By ARTHUR HOUSTON, K.C., LL.D.


“1641”

“On Friday, the 22nd of this month, after nine of the clock at night, this bearer, Owen Connolly, servant to Sir John Clotworthy, Knight, came to me, the Lord Justice Parsons, to my house, and in great secrecy (as indeed the case did require) discovered unto me a most wicked and damnable conspiracy, plotted and contrived, and intended to be acted, by some evil affected Irish Papists here.”

With these words begins the historic letter written on the 25th of October, 1641, by the Lords Justices, Sir William Parsons and Sir John Borlase, and thirteen members of the Irish Privy Council, to the Earl of Leicester, the absentee Lord Lieutenant of Ireland.

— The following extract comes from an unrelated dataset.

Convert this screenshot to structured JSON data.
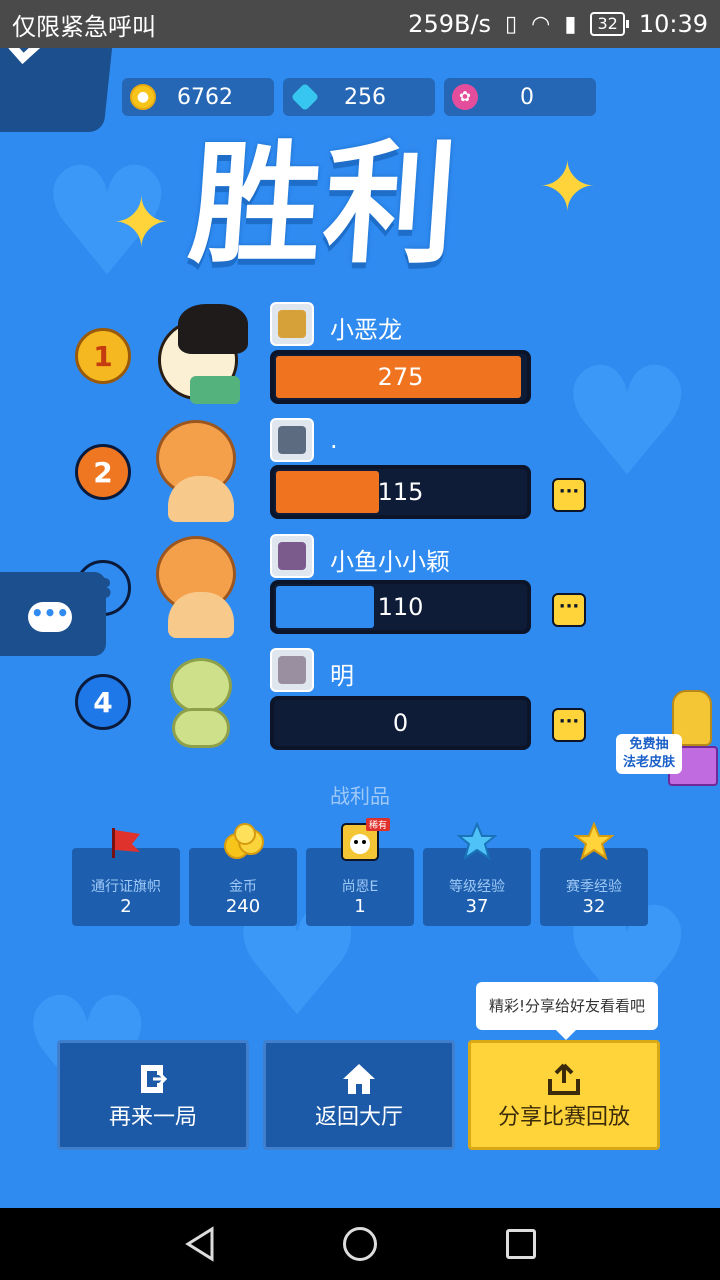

The objects which those who planned this conspiracy had in view, the means by which they were to be accomplished, and the conduct of those who took part in the insurrection which resulted from it, are among the most controverted questions of Irish history. Those who have taken sides against the rebels represent the rising as an ebullition of blind hatred against the English and Protestant inhabitants of Ireland, entertained by the native and Catholic population, who were resolved on expropriating and exterminating them, and setting up a government independent of the Crown of England, and establishing the Catholic Church in Ireland. Those who have sided with the rebels argue that the conspiracy and the insurrection were the result of legitimate grievances, for the redress of which insurrection afforded the only means; that the insurgents were loyal to the Crown, sought, not religious ascendancy, but religious freedom; that, while it is true that one of the objects of the conspirators was the recovery of property of which they or their ancestors had been violently and unjustly deprived, they were averse to the unnecessary effusion of blood, and had no design of harming, much less murdering, their English and Protestant fellow-countrymen. As to the conduct of those who took part in the rebellion, English and Anglo-Irish writers have made charges of wholesale massacre and shocking cruelty against them. These charges have been not only repelled, but retorted on the Irish Government, and the officers and soldiers who acted under their orders.

In addition to sketching briefly the main incidents of the rebellion, I propose in this paper, so far as its necessary limitations will permit, to discuss these different questions, and to see if it be not possible, with the materials in our possession, to come to a conclusion upon them.

As a preliminary step it will be necessary to endeavour to place ourselves in the position of a native Irish Catholic in the year 1641, so as to see what was his lot, and of what, if any, grievances he had just cause to complain. A short historical retrospect will help to an understanding of this matter.